News flash: fifty thousand plus miles is nothing for a car, even though it's well more than twice the circumference of the earth. And you don't look for too many moments of transcendence along the way.

Anyway! Great to get a car, as a step towards setting ourselves up in this new life. I won't quite say "land life". Perhaps what we hope to be doing is setting ourselves up with a home port.

There's just one more difference that I'll note. Sailors tend to count miles as they apply to people, rather than to boats. When someone wants to demonstrate how totally salty they are, they drop numbers like "a hundred thousand sea miles". I've often thought that these self-reported numbers tend to be bollocks and as dependable as sailors' reports of wind speed ("it was blowing sixty!"). But it's another interesting difference between the lives of sea and dirt. Hard to imagine someone bragging that they've driven a half million miles.

Alisa had the great insight that it would actually be cheaper for her and the boys to fly to Anchorage and bring the new car back to Kodiak on the ferry than it would be to ship the car over on the barge. So they got a visit to Anchorage out of the deal.
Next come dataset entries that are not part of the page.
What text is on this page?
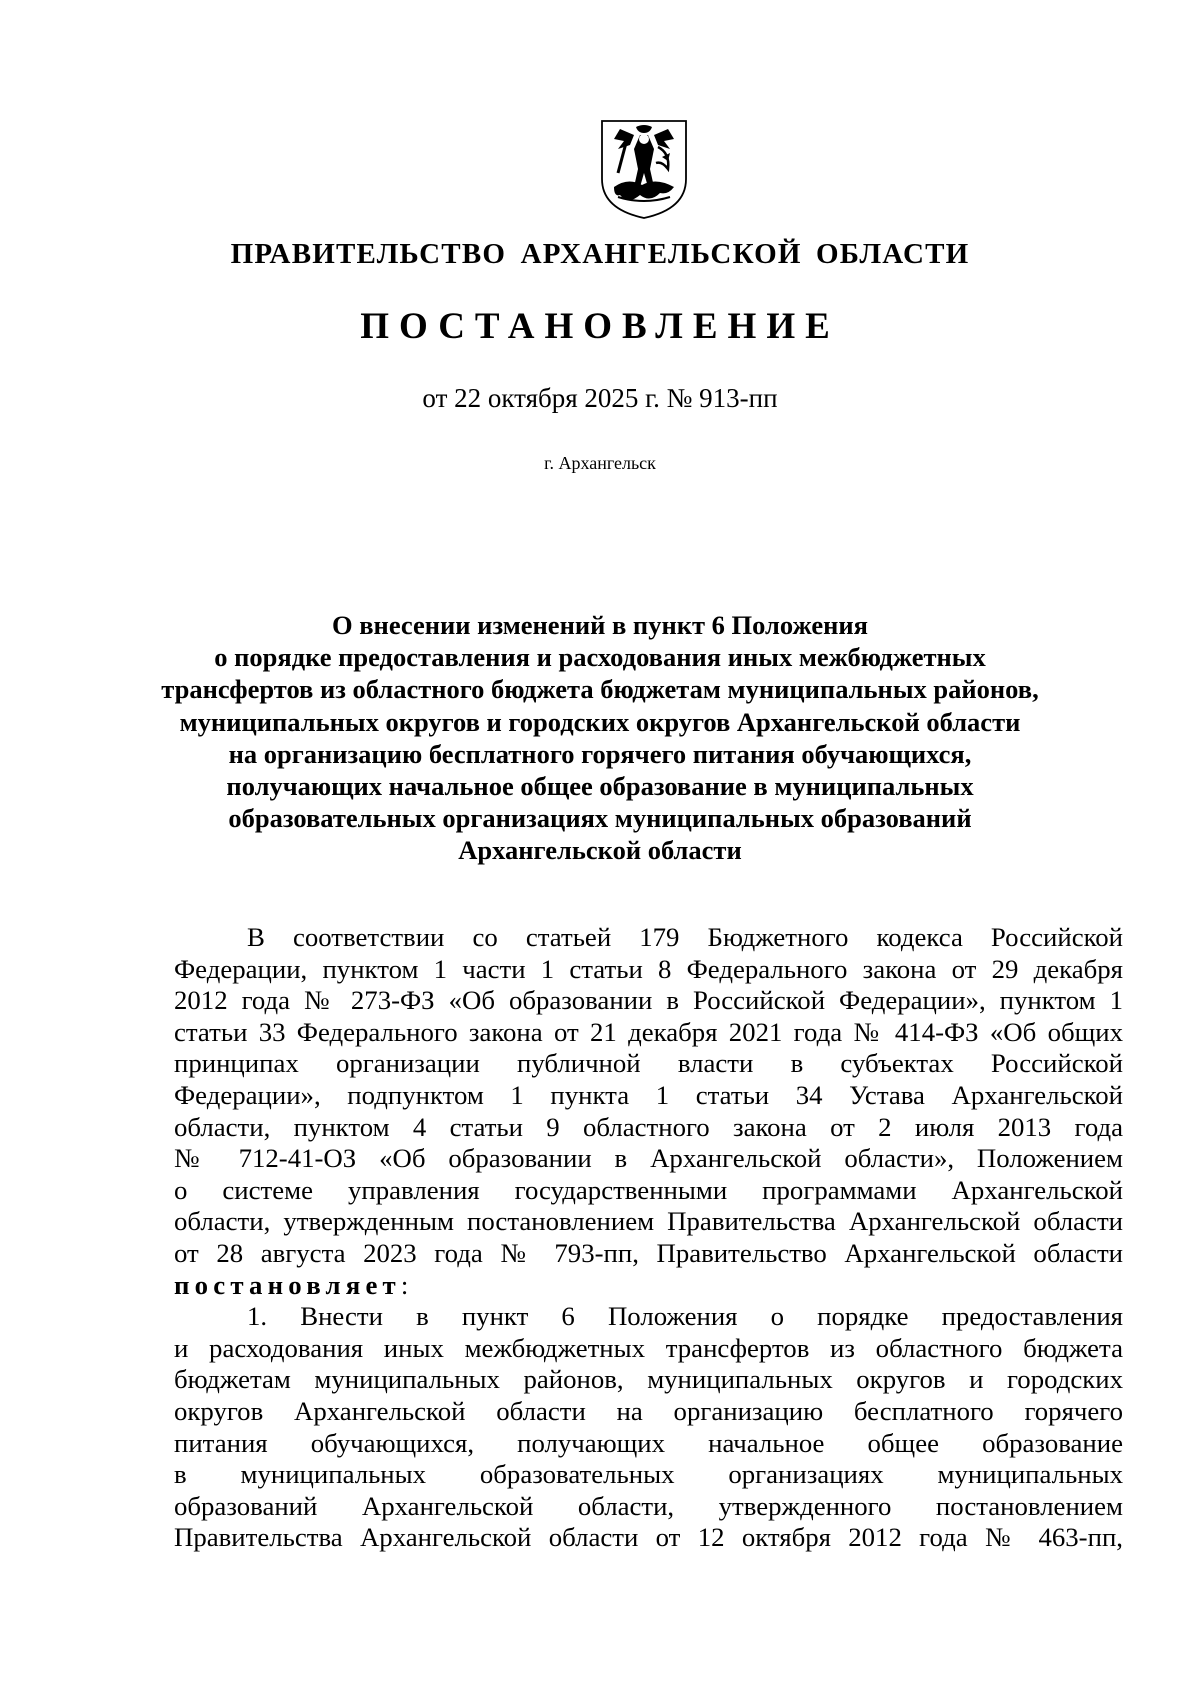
ПРАВИТЕЛЬСТВО АРХАНГЕЛЬСКОЙ ОБЛАСТИ
ПОСТАНОВЛЕНИЕ
от 22 октября 2025 г. № 913-пп
г. Архангельск
О внесении изменений в пункт 6 Положения
о порядке предоставления и расходования иных межбюджетных
трансфертов из областного бюджета бюджетам муниципальных районов,
муниципальных округов и городских округов Архангельской области
на организацию бесплатного горячего питания обучающихся,
получающих начальное общее образование в муниципальных
образовательных организациях муниципальных образований
Архангельской области
В соответствии со статьей 179 Бюджетного кодекса Российской
Федерации, пунктом 1 части 1 статьи 8 Федерального закона от 29 декабря
2012 года № 273-ФЗ «Об образовании в Российской Федерации», пунктом 1
статьи 33 Федерального закона от 21 декабря 2021 года № 414-ФЗ «Об общих
принципах организации публичной власти в субъектах Российской
Федерации», подпунктом 1 пункта 1 статьи 34 Устава Архангельской
области, пунктом 4 статьи 9 областного закона от 2 июля 2013 года
№ 712-41-ОЗ «Об образовании в Архангельской области», Положением
о системе управления государственными программами Архангельской
области, утвержденным постановлением Правительства Архангельской области
от 28 августа 2023 года № 793-пп, Правительство Архангельской области
постановляет:
1. Внести в пункт 6 Положения о порядке предоставления
и расходования иных межбюджетных трансфертов из областного бюджета
бюджетам муниципальных районов, муниципальных округов и городских
округов Архангельской области на организацию бесплатного горячего
питания обучающихся, получающих начальное общее образование
в муниципальных образовательных организациях муниципальных
образований Архангельской области, утвержденного постановлением
Правительства Архангельской области от 12 октября 2012 года № 463-пп,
Here they are, with the car safely strapped down and about to leave port.
Leaving Whittier on the ferry. Whittier is the town where I had my first job in Alaska, working on a cannery dock. 
Here and below - driving the new beastie off the ferry in Kodiak.

1 comment:

  1. "I've often thought that these self-reported numbers tend to be bollocks and as dependable as sailors' reports of wind speed.." Very true...a glance in the mirror oft times is revealing.